Wie so oft: Es braucht mehr Daten
Die Lösung für diese Ungleichbehandlung sind Daten. Wissenschaftliche Evidenz, die in Studien erarbeitet wird, die sich vorrangig mit der Gesundheit von Frauen beschäftigen. Auch wenn etwa bei Zulassungsstudien für Medikamente auf einen Anteil von Frauen geachtet wird, so ist dieser meist gering. Und wenn Frauen eingeschlossen werden, handelt es sich zumeist um Frauen, die ihre letzte Periode schon hinter sich haben. "Das heißt, wir wissen wieder nichts über die junge Frau, welche Auswirkungen etwa Zyklus oder Hormone auf bestimmte Therapien haben", so Kautzky-Willer.

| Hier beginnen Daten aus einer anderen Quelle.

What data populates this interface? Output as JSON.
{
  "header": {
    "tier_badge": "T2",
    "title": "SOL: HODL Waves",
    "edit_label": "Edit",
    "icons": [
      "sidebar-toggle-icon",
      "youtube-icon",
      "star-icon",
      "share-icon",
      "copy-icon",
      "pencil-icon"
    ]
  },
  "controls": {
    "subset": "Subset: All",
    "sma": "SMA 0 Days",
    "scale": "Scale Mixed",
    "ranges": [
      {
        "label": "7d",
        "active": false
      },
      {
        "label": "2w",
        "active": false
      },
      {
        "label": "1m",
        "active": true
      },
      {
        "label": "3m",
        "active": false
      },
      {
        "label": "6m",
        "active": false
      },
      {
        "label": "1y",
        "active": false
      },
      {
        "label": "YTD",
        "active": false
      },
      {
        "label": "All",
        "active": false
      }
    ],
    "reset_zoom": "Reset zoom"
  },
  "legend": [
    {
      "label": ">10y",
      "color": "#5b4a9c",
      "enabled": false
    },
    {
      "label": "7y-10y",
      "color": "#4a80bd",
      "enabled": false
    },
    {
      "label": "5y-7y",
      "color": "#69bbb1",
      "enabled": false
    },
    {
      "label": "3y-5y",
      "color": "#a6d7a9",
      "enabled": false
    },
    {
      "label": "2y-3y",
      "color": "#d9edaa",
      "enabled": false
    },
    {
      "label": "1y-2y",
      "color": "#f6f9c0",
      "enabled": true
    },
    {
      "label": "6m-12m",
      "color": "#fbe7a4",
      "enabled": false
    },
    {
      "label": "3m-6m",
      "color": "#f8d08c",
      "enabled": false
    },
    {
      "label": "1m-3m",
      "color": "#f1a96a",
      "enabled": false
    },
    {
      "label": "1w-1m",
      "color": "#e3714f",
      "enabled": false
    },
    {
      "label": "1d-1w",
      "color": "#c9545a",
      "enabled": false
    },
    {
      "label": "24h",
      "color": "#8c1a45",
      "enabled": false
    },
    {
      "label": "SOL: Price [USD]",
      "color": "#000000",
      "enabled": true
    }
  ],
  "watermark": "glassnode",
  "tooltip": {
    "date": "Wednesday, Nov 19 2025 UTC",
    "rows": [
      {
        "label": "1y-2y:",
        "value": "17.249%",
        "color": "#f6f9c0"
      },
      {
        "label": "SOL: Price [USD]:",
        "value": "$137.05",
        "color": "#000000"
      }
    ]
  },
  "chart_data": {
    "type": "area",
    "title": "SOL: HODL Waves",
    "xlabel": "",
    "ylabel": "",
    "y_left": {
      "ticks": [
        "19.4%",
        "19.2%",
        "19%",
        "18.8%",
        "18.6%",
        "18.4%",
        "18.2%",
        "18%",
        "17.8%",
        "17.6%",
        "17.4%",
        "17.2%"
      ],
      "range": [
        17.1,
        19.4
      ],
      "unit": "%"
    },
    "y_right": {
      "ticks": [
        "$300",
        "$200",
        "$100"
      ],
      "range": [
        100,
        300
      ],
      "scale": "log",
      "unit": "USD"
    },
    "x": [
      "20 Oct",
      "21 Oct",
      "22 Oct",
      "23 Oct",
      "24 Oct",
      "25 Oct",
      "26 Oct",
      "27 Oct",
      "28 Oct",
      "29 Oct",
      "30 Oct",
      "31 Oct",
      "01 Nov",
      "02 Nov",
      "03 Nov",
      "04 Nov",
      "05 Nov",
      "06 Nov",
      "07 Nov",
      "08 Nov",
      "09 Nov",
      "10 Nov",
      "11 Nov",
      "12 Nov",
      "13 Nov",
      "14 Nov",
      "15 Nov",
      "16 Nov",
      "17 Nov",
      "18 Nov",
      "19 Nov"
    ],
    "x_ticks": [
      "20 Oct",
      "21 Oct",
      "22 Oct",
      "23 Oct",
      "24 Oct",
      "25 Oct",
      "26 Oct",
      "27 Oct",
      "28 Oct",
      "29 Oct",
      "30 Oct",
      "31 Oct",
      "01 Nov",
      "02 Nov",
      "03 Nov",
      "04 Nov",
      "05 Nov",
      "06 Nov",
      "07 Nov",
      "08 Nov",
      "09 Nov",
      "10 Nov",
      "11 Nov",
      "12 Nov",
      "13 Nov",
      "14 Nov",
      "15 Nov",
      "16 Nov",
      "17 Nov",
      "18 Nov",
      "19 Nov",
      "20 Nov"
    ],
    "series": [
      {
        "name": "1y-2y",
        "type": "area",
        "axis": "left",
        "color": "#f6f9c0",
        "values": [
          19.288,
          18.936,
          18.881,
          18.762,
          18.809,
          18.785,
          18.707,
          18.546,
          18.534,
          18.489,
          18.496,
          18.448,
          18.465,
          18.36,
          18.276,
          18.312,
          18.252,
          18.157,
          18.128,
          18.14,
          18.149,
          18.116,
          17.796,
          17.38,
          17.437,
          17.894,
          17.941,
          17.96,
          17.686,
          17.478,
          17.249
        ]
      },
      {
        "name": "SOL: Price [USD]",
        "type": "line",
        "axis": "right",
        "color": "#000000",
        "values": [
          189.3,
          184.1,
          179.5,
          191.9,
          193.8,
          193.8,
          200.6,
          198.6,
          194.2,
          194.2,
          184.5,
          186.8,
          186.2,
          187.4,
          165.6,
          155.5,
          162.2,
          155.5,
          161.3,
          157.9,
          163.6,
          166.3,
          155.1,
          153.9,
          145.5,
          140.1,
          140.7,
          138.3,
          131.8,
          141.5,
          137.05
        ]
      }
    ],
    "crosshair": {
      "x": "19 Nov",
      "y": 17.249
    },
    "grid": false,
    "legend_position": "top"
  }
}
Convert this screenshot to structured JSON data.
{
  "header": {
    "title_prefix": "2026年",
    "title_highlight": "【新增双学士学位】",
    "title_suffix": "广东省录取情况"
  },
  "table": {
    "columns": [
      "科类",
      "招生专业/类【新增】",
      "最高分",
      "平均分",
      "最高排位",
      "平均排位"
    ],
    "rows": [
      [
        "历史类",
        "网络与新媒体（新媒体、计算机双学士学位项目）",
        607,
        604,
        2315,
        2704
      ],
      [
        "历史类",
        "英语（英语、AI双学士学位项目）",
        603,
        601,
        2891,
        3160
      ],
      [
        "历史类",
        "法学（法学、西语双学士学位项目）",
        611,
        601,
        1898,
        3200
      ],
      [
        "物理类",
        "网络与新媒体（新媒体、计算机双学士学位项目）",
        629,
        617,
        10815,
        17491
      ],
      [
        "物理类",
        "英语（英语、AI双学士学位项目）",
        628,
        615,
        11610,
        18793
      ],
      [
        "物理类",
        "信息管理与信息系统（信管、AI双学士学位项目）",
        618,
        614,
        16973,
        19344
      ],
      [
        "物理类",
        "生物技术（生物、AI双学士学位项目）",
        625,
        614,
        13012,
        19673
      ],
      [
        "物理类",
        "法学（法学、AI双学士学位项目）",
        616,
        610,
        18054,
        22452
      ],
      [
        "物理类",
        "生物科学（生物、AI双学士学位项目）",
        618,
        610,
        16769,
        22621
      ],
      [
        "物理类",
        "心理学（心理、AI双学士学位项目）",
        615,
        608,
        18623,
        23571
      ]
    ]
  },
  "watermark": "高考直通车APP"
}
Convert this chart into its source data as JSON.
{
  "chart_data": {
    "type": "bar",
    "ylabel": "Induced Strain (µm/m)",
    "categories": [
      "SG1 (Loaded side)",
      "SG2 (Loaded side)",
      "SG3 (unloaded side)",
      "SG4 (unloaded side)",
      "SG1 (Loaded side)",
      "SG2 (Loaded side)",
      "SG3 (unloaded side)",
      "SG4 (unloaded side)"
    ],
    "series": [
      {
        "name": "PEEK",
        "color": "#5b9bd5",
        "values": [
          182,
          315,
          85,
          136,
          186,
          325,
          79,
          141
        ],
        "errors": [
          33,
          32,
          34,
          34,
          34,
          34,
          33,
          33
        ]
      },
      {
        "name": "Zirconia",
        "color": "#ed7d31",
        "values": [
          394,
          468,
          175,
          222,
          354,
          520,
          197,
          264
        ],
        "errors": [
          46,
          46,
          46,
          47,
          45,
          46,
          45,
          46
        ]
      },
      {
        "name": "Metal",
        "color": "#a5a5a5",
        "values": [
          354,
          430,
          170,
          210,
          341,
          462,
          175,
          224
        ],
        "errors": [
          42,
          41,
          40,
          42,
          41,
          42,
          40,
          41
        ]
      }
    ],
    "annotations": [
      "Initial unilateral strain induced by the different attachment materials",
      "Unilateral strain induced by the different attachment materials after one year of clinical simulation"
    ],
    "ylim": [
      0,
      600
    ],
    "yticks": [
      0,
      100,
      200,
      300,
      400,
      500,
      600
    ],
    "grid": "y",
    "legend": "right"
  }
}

Bleibt die Frage zu beantworten: Ist die Frau das stärkere Geschlecht, wie es der Gynäkologe Johannes Huber in seinem neuen Buch "Wunderwerk Frau" schreibt? "Grundsätzlich ist sie das", sagt Kautzky-Willer. Weil der weibliche Körper auf die Schwangerschaft ausgelegt ist, ist die Frau bis zur Menopause biologisch gesehen im Vorteil.
Aber dieser wird durch unterschiedliche Faktoren wieder beeinträchtigt, etwa durch ungesunde Lebensweise, chronische Überbelastungen sowie Familie und Pflegearbeit. "All diese Umweltbedingungen führen dazu, dass diese biologischen Vorteile kleiner werden."